In questo confronto, fanno notare gli autori del nuovo studio, manca un dato fondamentale per poter prendere le parti degli uni o degli altri, che è il numero totale di studi condotti sull’omeopatia. I ricercatori infatti sospettano che gli studi randomizzati e controllati sui farmaci omeopatici utilizzati come prova per assolvere le cure alternative dalle accuse di inefficacia rappresentino solo una piccola percentuale di tutte le sperimentazioni avviate e che quindi non siano rappresentativi della verità sull’omeopatia. Il fenomeno è noto come “reporting bias”, e consiste in un vizio nella segnalazione dei risultati per cui vengono resi pubblici solo i dati positivi, tacendo gli altri. In questo caso la famosa metanalisi a favore dell’omeopatia non potrebbe essere considerata affidabile perché i trial clinici con risultati positivi sarebbero sovra-rappresentati rispetto a quelli con risultati negativi o inconcludenti.

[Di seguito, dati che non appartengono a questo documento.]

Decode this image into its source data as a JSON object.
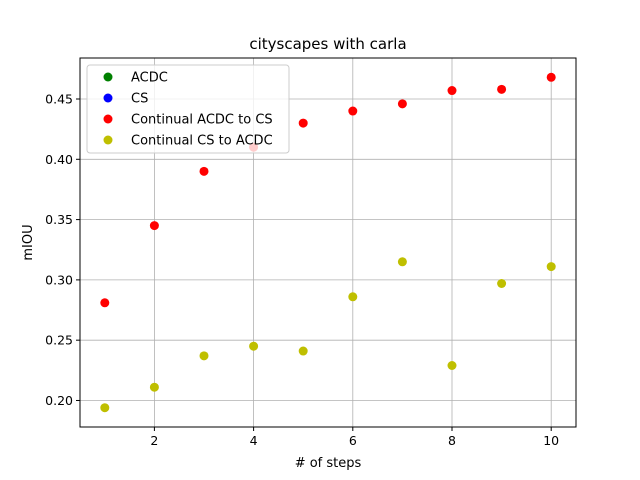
{
  "chart_data": {
    "type": "scatter",
    "title": "cityscapes with carla",
    "xlabel": "# of steps",
    "ylabel": "mIOU",
    "xlim": [
      0.5,
      10.5
    ],
    "ylim": [
      0.178,
      0.484
    ],
    "xticks": [
      2,
      4,
      6,
      8,
      10
    ],
    "yticks": [
      0.2,
      0.25,
      0.3,
      0.35,
      0.4,
      0.45
    ],
    "xtick_labels": [
      "2",
      "4",
      "6",
      "8",
      "10"
    ],
    "ytick_labels": [
      "0.20",
      "0.25",
      "0.30",
      "0.35",
      "0.40",
      "0.45"
    ],
    "grid": true,
    "legend_position": "top-left",
    "series": [
      {
        "name": "ACDC",
        "color": "#008000",
        "x": [],
        "y": []
      },
      {
        "name": "CS",
        "color": "#0000ff",
        "x": [],
        "y": []
      },
      {
        "name": "Continual ACDC to CS",
        "color": "#ff0000",
        "x": [
          1,
          2,
          3,
          4,
          5,
          6,
          7,
          8,
          9,
          10
        ],
        "y": [
          0.281,
          0.345,
          0.39,
          0.41,
          0.43,
          0.44,
          0.446,
          0.457,
          0.458,
          0.468
        ]
      },
      {
        "name": "Continual CS to ACDC",
        "color": "#bfbf00",
        "x": [
          1,
          2,
          3,
          4,
          5,
          6,
          7,
          8,
          9,
          10
        ],
        "y": [
          0.194,
          0.211,
          0.237,
          0.245,
          0.241,
          0.286,
          0.315,
          0.229,
          0.297,
          0.311
        ]
      }
    ]
  }
}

I ricercatori hanno quindi voluto affrontare il caso dell’omeopatia da una prospettiva poco o per nulla esplorata, quella dei trial clinici randomizzati con placebo (i più affidabili per valutare l’efficacia di un farmaco) rimasti nell’ombra. Il loro studio aveva quattro obiettivi: determinare la percentuale di trial clinici sull’omeopatia registrati ma non pubblicati, confrontare l’outcome introdotto all’inizio dello studio con quello presente nella pubblicazione, calcolare la percentuale di studi pubblicati che è stata registrata, valutare l'impatto del “reporting bias”. Va specificato che la registrazione e la pubblicazione degli studi sull’omeopatia non sono obbligatorie ma vengono considerate eticamente necessarie.

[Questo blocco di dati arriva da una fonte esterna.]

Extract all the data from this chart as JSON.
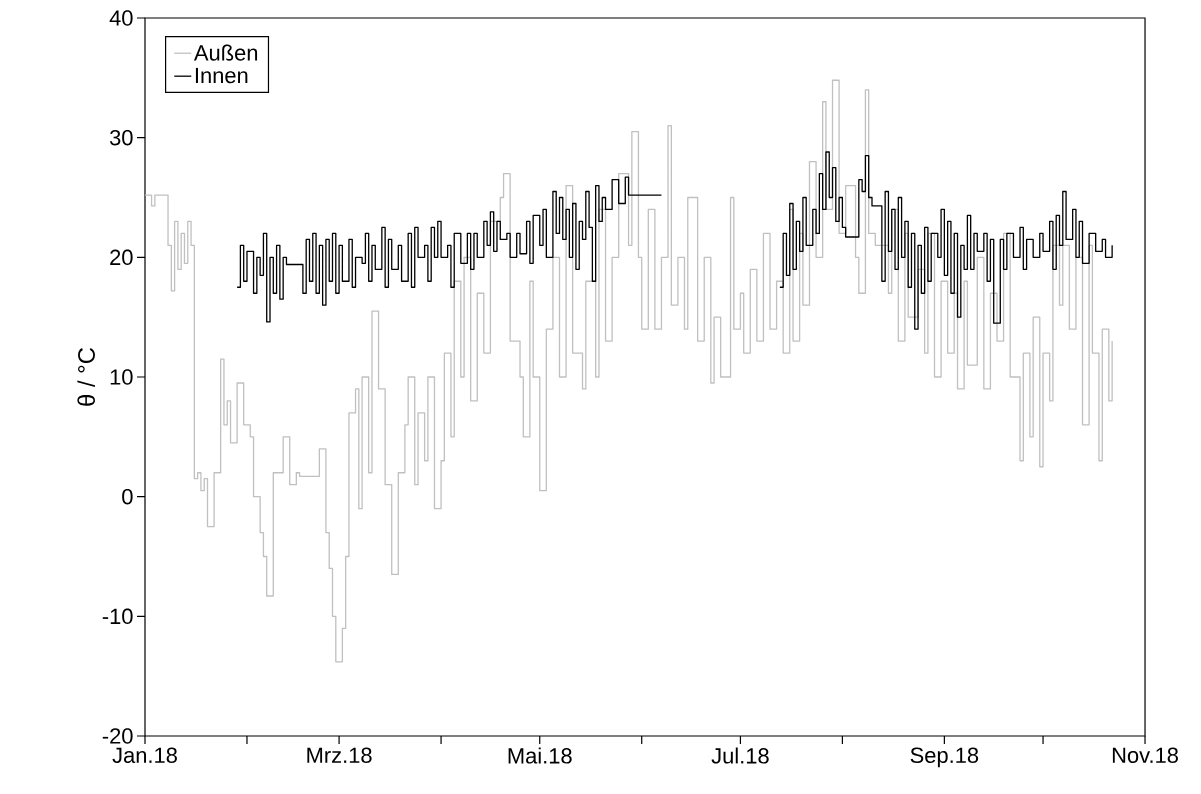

Dal 2002 al 2021, circa il 38 per cento dei trial clinici registrati non è stato pubblicato e oltre la metà (53%) degli studi pubblicati non era stata registrata.
Gli scienziati hanno anche scoperto che molti studi venivano registrati dopo essere stati avviati (retrospettivamente) rispetto a prima di iniziare (registrazione prospettica). Inoltre, in un quarto (25%) dei casi gli outcome primari pubblicati non erano gli stessi di quelli originariamente registrati. Infine, i trial clinici non registrati erano anche quelli che con il maggior numero di risultati positivi.
«La registrazione degli studi pubblicati è avvenuta raramente, molti studi registrati non sono stati pubblicati e gli outcome primari sono stati spesso alterati o modificati. Ciò probabilmente influisce sulla validità del corpo di prove della letteratura sull’omeopatia e può sostanzialmente sovrastimare il vero effetto del trattamento dei rimedi omeopatici», concludono i ricercatori.